L’expérimental en DVD : une première
Simultanément sort un DVD qui leur est consacré et qui inaugure la nouvelle collection éditée par Cinédoc Paris Films Coop. Ce double événement célèbre une œuvre et une démarche de cinéastes pour qui la création d’images est inséparable de la création de machines, les écrans d’épingles.
Trois sortes de films et d’expérimentations
Alexandre Alexeieff et Claire Parker ont d’abord utilisé le percement des trous et leur occlusion par des épingles pour composer les écrans d’épingles inaugurés avec Une nuit sur le Mont Chauve, accompagné de la musique de Modest Moussorgski, réalisé entre 1931 et 1933 et magnifié avec Le Nez réalisé en 1960 tiré de la nouvelle de Gogol. Les écrans d’épingles sont à la fois des machines artistiques qui anticipent les machines numériques dans la longue généalogie des appareils cinématographiques. De plus ils concourent à donner à la vision le chatoiement d’un velours doté d’un maillage métallique; les ombres mates et les éclats miroitants d’une part, et la fluidité des enchaînements d’autre part, parviennent à créer ce dont avaient douté les penseurs de la vision, une perception visuelle-tactile.
Ensuite des films d’animation d’objets et des expérimentations spécifiques qui vont bien au-delà de leurs fonctions publicitaires, et parmi lesquels figurent quatre films qu’Alexandre Alexeieff aimait présenter : Fumées (1952), Pure beauté (1954), Cocinor (1957) et Divertissement (1961).

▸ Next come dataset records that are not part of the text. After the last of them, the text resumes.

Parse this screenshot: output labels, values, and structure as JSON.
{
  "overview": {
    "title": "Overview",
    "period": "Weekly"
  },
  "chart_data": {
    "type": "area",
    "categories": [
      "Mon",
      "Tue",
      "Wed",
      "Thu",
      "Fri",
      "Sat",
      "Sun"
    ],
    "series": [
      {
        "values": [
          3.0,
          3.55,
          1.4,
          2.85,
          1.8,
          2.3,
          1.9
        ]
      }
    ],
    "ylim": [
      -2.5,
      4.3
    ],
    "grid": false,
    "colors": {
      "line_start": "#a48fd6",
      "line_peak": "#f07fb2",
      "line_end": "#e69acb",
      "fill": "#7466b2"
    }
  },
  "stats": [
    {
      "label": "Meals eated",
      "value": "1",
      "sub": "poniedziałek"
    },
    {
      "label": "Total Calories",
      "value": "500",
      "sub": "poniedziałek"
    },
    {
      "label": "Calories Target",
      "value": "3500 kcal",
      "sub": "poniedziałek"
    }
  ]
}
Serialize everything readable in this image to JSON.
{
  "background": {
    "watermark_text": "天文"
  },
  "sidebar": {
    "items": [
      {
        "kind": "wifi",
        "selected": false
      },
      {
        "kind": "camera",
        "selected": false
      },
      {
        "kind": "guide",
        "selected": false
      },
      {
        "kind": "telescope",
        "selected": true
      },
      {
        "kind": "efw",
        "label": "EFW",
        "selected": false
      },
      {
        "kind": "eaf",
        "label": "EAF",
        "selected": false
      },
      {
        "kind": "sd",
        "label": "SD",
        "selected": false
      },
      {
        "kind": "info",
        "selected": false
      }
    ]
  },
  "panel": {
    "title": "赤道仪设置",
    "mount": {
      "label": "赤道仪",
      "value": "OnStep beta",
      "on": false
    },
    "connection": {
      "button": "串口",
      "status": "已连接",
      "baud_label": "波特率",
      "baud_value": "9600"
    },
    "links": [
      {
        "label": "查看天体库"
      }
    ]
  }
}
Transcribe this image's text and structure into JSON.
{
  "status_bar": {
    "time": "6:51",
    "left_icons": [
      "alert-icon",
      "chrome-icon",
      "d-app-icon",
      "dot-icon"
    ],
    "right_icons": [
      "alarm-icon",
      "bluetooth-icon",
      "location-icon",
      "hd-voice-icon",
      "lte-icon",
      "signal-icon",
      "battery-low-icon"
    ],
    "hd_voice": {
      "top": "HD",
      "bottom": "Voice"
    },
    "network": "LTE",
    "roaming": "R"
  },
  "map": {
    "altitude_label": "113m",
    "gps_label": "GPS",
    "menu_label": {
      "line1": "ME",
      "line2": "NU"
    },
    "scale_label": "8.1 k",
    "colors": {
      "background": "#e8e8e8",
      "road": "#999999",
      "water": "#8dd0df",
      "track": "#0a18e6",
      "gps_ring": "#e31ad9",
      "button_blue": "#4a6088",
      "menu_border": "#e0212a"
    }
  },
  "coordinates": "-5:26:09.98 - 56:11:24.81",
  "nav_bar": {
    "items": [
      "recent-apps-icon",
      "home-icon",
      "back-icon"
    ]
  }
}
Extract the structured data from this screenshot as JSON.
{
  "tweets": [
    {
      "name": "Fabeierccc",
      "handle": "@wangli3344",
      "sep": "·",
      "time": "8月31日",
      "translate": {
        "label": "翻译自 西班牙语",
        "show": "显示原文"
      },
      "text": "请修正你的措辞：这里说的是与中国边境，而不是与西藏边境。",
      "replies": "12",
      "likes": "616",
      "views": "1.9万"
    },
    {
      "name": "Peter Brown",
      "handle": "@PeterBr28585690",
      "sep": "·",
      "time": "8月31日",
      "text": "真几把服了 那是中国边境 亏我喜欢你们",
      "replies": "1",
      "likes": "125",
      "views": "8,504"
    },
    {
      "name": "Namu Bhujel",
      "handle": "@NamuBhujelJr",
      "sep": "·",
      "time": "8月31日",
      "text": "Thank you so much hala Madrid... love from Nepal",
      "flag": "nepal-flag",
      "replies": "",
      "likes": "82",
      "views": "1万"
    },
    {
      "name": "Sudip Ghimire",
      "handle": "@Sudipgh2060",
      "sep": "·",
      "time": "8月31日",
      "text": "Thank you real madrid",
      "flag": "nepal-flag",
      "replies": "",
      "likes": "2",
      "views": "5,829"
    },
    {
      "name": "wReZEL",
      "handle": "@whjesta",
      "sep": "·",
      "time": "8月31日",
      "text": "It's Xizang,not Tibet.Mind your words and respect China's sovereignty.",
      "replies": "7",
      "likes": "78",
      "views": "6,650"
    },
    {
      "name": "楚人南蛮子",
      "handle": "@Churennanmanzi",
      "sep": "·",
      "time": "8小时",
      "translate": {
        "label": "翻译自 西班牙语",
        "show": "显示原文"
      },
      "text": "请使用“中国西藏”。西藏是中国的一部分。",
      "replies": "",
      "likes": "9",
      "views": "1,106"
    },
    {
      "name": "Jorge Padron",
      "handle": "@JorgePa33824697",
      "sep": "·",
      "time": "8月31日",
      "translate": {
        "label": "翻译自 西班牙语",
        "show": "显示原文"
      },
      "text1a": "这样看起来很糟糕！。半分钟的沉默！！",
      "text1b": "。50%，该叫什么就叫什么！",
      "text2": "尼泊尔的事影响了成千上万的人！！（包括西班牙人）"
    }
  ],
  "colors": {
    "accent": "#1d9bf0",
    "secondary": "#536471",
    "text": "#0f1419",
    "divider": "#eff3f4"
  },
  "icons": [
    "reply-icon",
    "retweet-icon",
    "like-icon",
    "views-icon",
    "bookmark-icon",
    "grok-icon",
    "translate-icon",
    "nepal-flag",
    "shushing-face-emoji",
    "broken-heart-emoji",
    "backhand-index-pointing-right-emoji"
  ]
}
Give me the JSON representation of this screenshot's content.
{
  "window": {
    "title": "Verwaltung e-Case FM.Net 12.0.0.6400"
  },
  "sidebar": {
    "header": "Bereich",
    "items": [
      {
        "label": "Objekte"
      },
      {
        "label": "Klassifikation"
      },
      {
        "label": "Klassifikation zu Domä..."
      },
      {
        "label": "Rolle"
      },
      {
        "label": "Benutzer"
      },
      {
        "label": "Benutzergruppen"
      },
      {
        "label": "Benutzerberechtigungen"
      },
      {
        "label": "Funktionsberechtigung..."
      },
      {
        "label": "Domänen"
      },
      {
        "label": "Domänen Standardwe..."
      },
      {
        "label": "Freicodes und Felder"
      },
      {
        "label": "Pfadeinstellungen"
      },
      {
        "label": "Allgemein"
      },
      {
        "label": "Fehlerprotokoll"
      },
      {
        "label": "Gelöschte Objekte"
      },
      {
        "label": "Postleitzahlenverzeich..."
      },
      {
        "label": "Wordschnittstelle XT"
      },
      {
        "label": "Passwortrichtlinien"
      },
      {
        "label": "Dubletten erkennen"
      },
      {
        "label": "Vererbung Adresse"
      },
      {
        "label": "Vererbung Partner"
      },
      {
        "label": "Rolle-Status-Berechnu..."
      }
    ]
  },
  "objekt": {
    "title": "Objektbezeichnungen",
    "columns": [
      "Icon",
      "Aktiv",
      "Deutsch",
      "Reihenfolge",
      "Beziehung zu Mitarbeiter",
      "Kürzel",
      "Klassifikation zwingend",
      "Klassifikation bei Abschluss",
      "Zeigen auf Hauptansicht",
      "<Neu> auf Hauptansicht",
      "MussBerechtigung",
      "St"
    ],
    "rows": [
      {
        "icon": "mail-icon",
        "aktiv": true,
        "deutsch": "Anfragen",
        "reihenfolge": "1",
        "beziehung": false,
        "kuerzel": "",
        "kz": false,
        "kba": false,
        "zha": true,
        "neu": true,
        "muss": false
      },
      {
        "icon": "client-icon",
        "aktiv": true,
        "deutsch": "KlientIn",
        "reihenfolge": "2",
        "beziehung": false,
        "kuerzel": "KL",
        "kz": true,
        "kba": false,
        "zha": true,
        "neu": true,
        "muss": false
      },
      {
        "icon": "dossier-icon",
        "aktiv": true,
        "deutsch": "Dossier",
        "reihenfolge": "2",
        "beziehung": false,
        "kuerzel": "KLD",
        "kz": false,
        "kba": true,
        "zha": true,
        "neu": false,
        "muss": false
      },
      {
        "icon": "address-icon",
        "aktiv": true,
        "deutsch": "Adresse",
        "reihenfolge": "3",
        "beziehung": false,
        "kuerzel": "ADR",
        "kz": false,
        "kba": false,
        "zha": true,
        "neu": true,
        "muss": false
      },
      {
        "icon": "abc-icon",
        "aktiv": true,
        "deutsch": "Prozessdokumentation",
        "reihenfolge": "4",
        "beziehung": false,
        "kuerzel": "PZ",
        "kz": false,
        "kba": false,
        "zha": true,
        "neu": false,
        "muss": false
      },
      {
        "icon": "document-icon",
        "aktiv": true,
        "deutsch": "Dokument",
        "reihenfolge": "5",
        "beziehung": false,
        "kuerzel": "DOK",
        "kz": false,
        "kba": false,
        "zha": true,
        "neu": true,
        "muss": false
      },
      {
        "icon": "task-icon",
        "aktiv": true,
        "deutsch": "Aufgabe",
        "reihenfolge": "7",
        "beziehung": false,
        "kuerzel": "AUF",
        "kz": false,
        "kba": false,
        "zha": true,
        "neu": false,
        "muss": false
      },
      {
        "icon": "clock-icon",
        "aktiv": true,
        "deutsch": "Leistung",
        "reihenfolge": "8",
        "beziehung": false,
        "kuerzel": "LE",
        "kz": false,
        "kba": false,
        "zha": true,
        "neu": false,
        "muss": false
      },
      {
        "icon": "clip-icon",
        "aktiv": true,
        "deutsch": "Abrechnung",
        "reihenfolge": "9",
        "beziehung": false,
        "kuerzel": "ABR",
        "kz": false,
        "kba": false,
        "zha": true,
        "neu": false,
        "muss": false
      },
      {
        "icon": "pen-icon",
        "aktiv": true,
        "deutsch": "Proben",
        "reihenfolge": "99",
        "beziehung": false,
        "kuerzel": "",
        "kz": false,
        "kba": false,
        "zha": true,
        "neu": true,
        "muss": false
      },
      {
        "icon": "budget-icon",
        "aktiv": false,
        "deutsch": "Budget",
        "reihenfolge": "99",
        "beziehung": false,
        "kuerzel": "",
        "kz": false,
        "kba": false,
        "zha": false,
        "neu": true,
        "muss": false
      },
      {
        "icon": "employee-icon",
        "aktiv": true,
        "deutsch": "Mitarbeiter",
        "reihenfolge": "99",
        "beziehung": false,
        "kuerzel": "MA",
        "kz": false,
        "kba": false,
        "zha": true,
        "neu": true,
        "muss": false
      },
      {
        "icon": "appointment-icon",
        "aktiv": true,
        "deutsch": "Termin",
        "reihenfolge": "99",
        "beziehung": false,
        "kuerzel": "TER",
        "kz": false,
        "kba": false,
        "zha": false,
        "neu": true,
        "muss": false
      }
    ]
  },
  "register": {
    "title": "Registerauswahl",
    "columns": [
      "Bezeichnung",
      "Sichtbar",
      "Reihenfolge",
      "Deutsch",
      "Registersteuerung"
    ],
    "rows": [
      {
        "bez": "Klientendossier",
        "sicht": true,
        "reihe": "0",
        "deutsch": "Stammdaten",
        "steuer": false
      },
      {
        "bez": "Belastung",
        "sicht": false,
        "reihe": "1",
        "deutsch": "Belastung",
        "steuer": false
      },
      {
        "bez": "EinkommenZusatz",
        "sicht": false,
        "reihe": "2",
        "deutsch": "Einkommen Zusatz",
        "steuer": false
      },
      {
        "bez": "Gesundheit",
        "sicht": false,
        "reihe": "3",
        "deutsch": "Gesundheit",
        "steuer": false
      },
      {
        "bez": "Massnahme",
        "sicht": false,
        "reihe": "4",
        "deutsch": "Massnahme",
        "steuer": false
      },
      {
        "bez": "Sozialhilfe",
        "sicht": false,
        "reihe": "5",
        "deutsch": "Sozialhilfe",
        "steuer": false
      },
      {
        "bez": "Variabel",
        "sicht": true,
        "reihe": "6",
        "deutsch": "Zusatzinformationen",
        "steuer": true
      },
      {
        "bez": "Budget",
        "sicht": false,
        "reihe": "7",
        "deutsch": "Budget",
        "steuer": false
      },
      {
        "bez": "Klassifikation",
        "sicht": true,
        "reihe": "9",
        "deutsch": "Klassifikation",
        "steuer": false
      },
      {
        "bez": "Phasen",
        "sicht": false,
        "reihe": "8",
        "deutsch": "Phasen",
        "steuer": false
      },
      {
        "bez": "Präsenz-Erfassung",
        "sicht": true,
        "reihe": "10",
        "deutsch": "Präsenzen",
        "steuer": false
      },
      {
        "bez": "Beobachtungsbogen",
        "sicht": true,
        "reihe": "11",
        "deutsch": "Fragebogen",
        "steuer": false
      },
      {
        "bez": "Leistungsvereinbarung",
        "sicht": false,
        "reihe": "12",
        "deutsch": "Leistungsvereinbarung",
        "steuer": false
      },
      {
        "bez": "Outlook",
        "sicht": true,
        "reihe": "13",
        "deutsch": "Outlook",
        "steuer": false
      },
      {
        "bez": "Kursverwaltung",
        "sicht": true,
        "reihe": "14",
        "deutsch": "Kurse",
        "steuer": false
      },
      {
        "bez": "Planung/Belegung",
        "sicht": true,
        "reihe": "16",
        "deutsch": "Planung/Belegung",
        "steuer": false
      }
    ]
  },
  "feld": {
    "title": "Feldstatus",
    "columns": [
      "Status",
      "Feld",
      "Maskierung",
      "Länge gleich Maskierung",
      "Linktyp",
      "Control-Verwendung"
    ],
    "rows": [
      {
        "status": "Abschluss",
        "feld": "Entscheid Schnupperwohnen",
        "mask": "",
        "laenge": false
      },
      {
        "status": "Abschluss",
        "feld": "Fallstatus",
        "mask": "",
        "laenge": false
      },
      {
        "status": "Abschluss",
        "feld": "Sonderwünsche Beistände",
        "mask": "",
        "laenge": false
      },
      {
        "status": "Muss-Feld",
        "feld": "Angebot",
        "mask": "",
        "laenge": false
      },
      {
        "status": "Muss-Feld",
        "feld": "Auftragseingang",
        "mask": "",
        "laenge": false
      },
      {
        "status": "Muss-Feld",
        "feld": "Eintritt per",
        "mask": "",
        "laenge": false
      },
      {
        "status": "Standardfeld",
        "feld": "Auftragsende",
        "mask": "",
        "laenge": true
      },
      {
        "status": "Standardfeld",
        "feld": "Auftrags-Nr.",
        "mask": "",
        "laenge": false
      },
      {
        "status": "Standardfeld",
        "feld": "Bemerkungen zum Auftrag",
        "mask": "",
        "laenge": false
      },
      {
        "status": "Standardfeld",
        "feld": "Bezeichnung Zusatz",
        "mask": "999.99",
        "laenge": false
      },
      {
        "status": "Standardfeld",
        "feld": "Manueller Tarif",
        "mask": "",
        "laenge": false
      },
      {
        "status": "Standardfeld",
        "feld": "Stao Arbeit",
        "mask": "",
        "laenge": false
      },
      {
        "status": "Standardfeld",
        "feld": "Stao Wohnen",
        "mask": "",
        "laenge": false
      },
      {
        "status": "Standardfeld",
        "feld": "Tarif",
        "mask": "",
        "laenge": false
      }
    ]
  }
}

Enfin, les " Totalisations " , selon l’expression d’Alexandre Alexeieff, sont des procédés qui engendrent, par une pose longue, des tracés de lumière. Elles sont particulièrement actives dans Essais Pendulaires (1951) et Etudes de Solides Illusoires (1960), deux inédits qu’Alexandre Alexeieff conservait pour son usage personnel. Ces expérimentations visuelles, ansi que la mise en musique de Chopin à Moussorsky et de Kosma à Seyrig, exigeant un travail long et méticuleux expliquent que cette œuvre immense tienne en 90 minutes.
Deux programmes
Le premier programme de films - Devant l’écran d’épingles - donne à voir directement cette vision " de velours métallique", tandis que le second - Derrière l’écran d’épingles - dévoile la marche des épingles et la concrétisation des images. A leur intersection, il y a un phénomène observé par Alexeieff : l’écart entre l’apparition des figures à fleur d’écran d’épingles et la perception des images épinglées refilmées. Le cinéaste y apportera une solution en 1960 avec Les Etudes de Solides Illusoires qui résulte de la dilatation des Essais pendulaires selon un rapport de un à dix.
Les films d’Alexandre Alexeîeff et Claire Parker éclairent la mise en perspective historique des relations entre le cinéma d’animation et le cinéma expérimental d’une part et les écrans d’épingles et la technologie numérique d’autre part.
Du cinéma épinglé aux films épinglants, inventés par Alexandre Alexeieff et Claire Parker, poursuivis et reconsidérés par Norman Mac Laren et Grant Munro avec L’écran d’épingles (1938), Maurice Blackburn avec Ciné Crime (1968) et par Jacques Drouin avec Le Paysagiste (1976) et Imprints (2004) présenté en première française, les puissances du cinéma en sont renouvelées.